# What is a Neural Network?

One of the most powerful and widely used artificial-intelligence approaches is called **neural networks**. But, What exactly are they? And, How they work? Let me explain it in plain English.

# What is a Neural Network?

A neural network is a collection of connected nodes called **neurons**.

# What is a Neuron?

A neuron is a node that has one or more **inputs **and a single **output, **as shown in Figure 1. Three actions take place inside of a neuron:

- A weight is associated with each
**input**to amplify or de-amplify it; - All weighted inputs are summed;
- The sum is used as an input for an
**activation function**which determines the final output.

# What is an Activation Function?

An activation function is a mathematical equation that outputs a small value for small inputs and a larger value if its inputs exceed a **threshold. **An example of an activation function commonly used is the **sigmoid function **shown in Figure 2.

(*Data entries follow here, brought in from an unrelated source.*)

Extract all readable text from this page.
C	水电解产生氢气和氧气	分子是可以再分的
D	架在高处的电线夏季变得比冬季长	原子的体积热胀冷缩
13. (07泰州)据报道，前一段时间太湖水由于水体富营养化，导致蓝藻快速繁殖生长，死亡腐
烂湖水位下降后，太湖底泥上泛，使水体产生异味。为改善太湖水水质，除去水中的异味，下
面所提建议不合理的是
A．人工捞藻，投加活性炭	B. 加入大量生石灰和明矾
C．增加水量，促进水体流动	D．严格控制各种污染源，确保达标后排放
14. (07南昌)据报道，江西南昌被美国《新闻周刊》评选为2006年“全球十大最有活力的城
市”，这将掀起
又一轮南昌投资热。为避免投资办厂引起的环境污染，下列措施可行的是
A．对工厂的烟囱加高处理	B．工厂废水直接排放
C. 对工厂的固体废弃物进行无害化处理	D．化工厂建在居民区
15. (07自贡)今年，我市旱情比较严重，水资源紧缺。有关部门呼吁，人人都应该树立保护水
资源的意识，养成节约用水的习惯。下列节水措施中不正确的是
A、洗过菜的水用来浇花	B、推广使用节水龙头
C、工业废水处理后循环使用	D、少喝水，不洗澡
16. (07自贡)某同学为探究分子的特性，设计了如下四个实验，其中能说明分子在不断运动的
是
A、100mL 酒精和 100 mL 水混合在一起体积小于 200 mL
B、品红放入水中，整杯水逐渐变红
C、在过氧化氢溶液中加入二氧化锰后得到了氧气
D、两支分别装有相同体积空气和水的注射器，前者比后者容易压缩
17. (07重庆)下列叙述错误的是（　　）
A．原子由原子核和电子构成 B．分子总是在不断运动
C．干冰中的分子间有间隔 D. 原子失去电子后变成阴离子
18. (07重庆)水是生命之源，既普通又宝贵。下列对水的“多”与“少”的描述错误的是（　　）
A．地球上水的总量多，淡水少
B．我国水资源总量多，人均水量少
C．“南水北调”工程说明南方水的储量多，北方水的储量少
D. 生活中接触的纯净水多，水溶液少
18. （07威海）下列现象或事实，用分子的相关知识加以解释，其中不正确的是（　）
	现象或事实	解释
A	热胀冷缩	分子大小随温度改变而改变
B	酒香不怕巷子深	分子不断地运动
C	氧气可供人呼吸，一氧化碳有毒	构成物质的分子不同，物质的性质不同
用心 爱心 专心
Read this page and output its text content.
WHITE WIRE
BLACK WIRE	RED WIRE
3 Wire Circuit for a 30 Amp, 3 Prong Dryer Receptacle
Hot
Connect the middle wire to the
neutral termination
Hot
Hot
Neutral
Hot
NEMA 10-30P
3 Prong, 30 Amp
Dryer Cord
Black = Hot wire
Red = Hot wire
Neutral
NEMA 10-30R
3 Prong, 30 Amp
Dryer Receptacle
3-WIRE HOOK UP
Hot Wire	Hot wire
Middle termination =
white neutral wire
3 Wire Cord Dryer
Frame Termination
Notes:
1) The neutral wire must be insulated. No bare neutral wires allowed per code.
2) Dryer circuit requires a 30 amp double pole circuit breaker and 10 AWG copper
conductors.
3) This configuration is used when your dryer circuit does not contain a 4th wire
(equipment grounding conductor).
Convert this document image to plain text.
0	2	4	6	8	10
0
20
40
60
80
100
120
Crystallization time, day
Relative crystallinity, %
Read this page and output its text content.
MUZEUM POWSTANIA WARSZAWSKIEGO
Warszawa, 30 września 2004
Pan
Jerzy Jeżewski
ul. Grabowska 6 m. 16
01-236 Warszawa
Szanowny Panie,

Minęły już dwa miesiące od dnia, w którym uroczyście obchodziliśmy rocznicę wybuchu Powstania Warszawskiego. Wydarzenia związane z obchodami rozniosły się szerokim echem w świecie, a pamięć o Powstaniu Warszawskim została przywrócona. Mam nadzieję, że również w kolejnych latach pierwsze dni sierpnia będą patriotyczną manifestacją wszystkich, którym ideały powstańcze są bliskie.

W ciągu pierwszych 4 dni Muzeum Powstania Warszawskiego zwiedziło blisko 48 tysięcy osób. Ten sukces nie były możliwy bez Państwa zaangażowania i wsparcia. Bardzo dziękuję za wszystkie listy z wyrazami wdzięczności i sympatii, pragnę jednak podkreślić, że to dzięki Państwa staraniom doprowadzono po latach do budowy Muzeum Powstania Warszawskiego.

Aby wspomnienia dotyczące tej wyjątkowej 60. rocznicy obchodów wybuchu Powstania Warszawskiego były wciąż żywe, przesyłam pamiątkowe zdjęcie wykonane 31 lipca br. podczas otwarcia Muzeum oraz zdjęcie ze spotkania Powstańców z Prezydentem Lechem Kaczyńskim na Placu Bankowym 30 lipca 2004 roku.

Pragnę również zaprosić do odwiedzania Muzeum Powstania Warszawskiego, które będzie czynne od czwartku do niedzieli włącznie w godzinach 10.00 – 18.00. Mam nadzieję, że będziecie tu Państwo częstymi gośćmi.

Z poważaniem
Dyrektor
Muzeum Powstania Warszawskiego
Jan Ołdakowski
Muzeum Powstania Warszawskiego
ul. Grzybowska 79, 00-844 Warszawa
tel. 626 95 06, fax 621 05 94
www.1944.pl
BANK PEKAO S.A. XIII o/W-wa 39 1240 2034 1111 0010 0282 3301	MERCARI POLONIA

The idea is quite simple: input values close to zero will cause a significant change in the output, while input values too big or too small will cause a minimal difference.

# How Are Neurons Connected?

The output of one neuron can be used as an input to other neurons. Typically, neurons are aggregated into **layers**. A layer is a general term that applies to a collection of nodes operating together at a specific depth within the neural network. Outputs travel from the first layer to the last layer. As shown in Figure 3, there is typically an **input Layer**, one or more middle layers (called **hidden layers**), and an **output Layer**.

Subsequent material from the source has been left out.